NORCOR, last jail in Oregon to hold immigration detainees, to end ICE contract

By Conrad Wilson (OPB)
The Dalles, Ore. Aug. 21, 2020 5:02 p.m. Updated: Aug. 22, 2020 8:16 p.m.

The only jail in Oregon that holds federal immigration detainees has said it will end the practice.

The board that oversees the Northern Oregon Regional Correctional Facility in The Dalles unanimously agreed on Thursday to initiate steps toward ending its contract with U.S. Immigration Customs and Enforcement. The board declined an interview to explain what brought about the decision or the fiscal impact. But said in a statement the overall number detainees has dropped resulting in less revenue for the jail.


NORCOR is the last facility in the state to house ICE detainees. In the past, the regional jail has relied heavily on its federal contract to fulfill its budget. In some years, the contract had brought in more than $800,000 for the facility.

Related: Judge rules Oregon jail's contract with ICE doesn't violate state's sanctuary law

NORCOR, in turn, has provided additional detention space for ICE, sometimes housing detainees for months. ICE also contracts with the Northwest Detention Center, a private immigration detention facility in Tacoma, Washington. ICE declined to comment on how the loss of NORCOR would impact its operations.

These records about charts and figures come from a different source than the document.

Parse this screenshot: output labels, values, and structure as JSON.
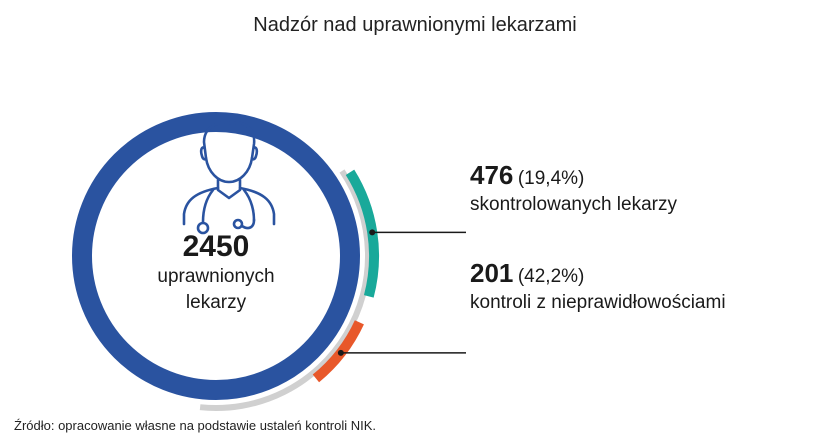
{
  "chart_data": {
    "type": "pie",
    "title": "Nadzór nad uprawnionymi lekarzami",
    "total": {
      "value": "2450",
      "label_line1": "uprawnionych",
      "label_line2": "lekarzy"
    },
    "segments": [
      {
        "value": "476",
        "percent": "(19,4%)",
        "fraction": 0.194,
        "label": "skontrolowanych lekarzy",
        "color": "#19a99a"
      },
      {
        "value": "201",
        "percent": "(42,2%)",
        "fraction": 0.422,
        "label": "kontroli z nieprawidłowościami",
        "color": "#e8582a"
      }
    ],
    "colors": {
      "main_ring": "#2a53a0",
      "outer_track": "#d0d0d0",
      "connector": "#1a1a1a"
    },
    "source": "Źródło: opracowanie własne na podstawie ustaleń kontroli NIK."
  }
}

In addition to housing ICE detainees, the jail houses inmates from Wasco, Gilliam, Sherman and Hood River counties, whose taxpayers fund the facility. In 2018, Josephine County ended a similar contract with ICE, citing legal vulnerabilities and lawsuits in other Oregon counties.

Portland immigration attorney Stephen Manning said NORCOR is finally listening to members of its community.

“That’s a really powerful thing that people can change,” Manning said. “We’re going to see the end of something that should’ve never begun ... . None of these public institutions should’ve been used for immigrant detention as a way to make a profit. And that’s the only reason that they entered into those contracts.”

Oregon is a so-called sanctuary state. A 1987 law here states police and other local law enforcement can’t use local resources to detect or apprehend people whose only violation is being in the United States in breach of federal immigration laws.

Last year, a Wasco County Judge ruled the jail did not violate Oregon’s sanctuary law, because ICE detainees “have been apprehended, arrested or seized by ICE prior to arriving at NORCOR.”

Related: NORCOR changes its immigration policy


NORCOR has held both juvenile and adult detainees.

University of Washington Professor Angelina Godoy directs the Center for Human Rights and co-authored a report about two corrections facilities — NORCOR and the Cowlitz County Jail — that house juvenile ICE detainees.

“It’s hugely significant,” she said of NORCOR ending its contract. “It’s a testament to the power of when people stand up for their values, democracy can work.”

Godoy said the two jails are unique in the country because they house juveniles, and she argued ICE has exceeded its legal authority to hold minors.

Immigration is a civil, not a criminal offense. In the last five years, ICE has sent at least 14 juveniles to NORCOR, according to Godoy’s report.

The report notes that prior to their arrest, juveniles had been living with their families, largely on the East Coast, before ICE separated them and sent them to jails across the country.

Congress has designated the Office of Refugee Resettlement as the agency charged with representing immigrant youth.

“ICE, as a component of DHS, must transfer any child in its custody to the Office of Refugee Resettlement,” Godoy’s report states. It also notes that when ICE apprehends and separates children, the agency is violating a constitutional right to family integrity.

“It is unclear why the youth housed at Cowlitz and NORCOR remain in ICE custody rather than being transferred to [the Office of Refugee Resettlement],” the April report states.

ICE has classified some of the minors as “national security” or “public safety” threats. But Godoy notes juveniles in the jails are being treating like criminals and housed with criminal defendants, rather than accused of committing a civil violation because of immigration status, which is a less punitive standard of detention.

“ICE, in fact, has no authority to punish migrants for criminal offenses; while some people detained by ICE may previously have been convicted of a crime, or may still face criminal charges in another jurisdiction, ICE detention is limited to administrative immigration violations,” Godoy wrote.

Godoy said she hopes NORCOR’s decision to scrap its ICE contract will put pressure on Cowlitz County to take similar actions. But, she said, she thinks ICE will continue to look for other jails willing to contract with the agency.